Написав, представил, как усмехнулся Булгаков, вспомнив старину: в прежние времена в компании Жуковский охоч был на дурашливые, почти что детские шутки (оттого и говорили люди, его любящие, что в нем сочетание ребенка и ангела). Запечатывая письмо, подумал, что по-немецки ему не раздурачиться: хотя и знакомый изрядно, а все же чужой язык. А стало быть, и собеседнику нерусскому он предстает по-немецки другим человеком (значит, и Лизе тоже?). Да, если б один только язык важен был при общении (если бы сердце и чутье молчали), то проистекали бы от этого, наверно, нежелательные и важные последствия… А может, все же проистекают?
Так или иначе, русское общение, хоть бы и через письма, стало для него очень важным. Бывало, сетовал, что ленив писать, и даже Сверчку своего сердца отписывался коротко и неаккуратно; теперь он писал предлинные письма всем, кто его самого из России письмом порадовал.
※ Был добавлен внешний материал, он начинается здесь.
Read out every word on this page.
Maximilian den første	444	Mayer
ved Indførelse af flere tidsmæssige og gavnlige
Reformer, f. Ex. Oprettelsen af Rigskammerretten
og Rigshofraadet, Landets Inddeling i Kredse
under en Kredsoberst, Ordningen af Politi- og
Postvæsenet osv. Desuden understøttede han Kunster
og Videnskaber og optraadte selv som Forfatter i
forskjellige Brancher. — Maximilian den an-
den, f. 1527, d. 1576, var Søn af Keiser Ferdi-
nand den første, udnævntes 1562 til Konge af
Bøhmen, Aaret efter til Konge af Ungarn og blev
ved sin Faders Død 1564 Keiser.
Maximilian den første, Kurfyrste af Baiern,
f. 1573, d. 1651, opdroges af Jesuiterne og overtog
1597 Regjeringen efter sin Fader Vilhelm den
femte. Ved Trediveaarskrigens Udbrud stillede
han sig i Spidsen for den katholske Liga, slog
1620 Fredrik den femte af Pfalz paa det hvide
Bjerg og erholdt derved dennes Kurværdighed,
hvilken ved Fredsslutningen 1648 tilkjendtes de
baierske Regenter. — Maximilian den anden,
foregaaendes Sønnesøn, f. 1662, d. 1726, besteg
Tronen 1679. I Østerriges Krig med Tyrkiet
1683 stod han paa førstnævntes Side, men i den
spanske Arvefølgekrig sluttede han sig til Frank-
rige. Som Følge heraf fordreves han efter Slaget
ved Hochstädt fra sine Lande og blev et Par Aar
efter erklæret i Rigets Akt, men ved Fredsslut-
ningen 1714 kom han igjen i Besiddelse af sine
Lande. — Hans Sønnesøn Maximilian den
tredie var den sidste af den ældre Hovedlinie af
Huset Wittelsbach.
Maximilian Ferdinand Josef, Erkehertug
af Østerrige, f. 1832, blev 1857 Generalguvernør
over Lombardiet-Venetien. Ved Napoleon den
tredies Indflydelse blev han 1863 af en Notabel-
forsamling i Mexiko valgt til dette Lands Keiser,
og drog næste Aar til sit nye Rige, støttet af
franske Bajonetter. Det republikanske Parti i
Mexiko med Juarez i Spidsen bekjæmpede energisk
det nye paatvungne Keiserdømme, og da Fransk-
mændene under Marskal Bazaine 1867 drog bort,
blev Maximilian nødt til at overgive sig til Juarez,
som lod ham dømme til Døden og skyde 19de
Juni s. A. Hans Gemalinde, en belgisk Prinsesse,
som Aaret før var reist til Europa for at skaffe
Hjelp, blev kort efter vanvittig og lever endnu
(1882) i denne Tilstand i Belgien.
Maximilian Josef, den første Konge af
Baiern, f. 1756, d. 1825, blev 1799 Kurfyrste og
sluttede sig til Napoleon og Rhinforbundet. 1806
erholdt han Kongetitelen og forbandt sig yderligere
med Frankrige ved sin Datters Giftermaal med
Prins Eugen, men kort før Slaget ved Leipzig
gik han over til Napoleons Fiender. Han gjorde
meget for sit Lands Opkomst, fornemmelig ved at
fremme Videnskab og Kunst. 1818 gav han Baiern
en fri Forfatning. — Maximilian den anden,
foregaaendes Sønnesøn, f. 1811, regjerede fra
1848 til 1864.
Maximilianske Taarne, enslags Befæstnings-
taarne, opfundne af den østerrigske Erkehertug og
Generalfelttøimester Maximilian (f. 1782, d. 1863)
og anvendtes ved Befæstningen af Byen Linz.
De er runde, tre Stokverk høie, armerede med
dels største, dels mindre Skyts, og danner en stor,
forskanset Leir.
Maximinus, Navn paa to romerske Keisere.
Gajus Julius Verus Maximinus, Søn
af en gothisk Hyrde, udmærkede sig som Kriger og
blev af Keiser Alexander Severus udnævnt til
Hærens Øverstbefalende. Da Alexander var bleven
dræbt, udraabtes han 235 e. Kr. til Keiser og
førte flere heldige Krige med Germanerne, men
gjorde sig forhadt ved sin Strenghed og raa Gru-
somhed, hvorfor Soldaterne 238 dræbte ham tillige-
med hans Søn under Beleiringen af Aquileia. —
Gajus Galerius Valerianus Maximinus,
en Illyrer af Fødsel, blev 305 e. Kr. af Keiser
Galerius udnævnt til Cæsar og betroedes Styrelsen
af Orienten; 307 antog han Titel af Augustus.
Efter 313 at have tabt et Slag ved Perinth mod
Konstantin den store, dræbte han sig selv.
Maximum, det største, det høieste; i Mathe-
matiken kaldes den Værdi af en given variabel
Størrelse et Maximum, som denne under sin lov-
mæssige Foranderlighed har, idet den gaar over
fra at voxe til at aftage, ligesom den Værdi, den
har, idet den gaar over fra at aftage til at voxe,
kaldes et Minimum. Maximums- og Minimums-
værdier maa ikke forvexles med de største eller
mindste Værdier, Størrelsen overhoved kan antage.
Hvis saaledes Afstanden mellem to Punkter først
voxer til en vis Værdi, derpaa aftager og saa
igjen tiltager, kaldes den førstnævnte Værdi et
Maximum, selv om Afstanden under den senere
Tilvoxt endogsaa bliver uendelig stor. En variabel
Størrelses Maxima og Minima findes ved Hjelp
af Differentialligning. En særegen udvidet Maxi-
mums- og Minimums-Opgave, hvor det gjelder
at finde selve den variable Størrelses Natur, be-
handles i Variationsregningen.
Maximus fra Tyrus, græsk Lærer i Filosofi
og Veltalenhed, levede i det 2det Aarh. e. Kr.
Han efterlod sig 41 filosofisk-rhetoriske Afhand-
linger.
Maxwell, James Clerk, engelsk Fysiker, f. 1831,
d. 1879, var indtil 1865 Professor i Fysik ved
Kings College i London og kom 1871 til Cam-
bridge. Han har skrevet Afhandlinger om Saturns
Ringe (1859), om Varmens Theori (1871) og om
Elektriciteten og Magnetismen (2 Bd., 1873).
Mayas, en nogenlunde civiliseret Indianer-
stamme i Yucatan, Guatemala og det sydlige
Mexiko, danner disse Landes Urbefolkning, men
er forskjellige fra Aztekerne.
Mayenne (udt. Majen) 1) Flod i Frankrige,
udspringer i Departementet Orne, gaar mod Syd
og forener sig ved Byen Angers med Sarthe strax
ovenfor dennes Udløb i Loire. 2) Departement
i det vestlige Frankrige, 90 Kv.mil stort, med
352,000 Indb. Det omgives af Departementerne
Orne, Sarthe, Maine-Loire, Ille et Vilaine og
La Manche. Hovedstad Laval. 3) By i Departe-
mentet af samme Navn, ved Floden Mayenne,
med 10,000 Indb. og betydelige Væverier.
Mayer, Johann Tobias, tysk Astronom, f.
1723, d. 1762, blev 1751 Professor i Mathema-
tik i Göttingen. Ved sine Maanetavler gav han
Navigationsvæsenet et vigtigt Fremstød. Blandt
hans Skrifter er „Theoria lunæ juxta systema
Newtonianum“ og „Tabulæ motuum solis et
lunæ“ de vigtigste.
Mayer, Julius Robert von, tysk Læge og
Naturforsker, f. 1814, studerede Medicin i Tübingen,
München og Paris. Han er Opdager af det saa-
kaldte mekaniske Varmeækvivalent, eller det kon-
А еще чаще даже и не писал, а просто задумывался о друзьях: что-то поделывают, как живут и живы ли; все уже становился их круг, все меньше живых. Чаще, наверное, других вспоминался в этот год нежно любимый друг Александр Тургенев, с которым столько вместе пройдено и передумано и, несмотря на все споры или расхождения, разойтись с которым невозможно, как не расходятся с кровными. Тургенев ему писал часто, а все же обидно стало, когда узнал, что Вяземскому он не по четыре страницы пишет, а больше. Обидно и завидно. Об этом и сообщил Булгакову, а все же просил обнять Тургенева по-братски, если встретит. Чтоб вернее встретить, велел за его, Жуковского, счет нанять извозчика и съездить на Воробьевы горы, туда, где тюрьма и где неугомонный Тургенев в великосердии своем проводит время, стараясь облегчить участь обездоленных арестантов и раздавая милостыню.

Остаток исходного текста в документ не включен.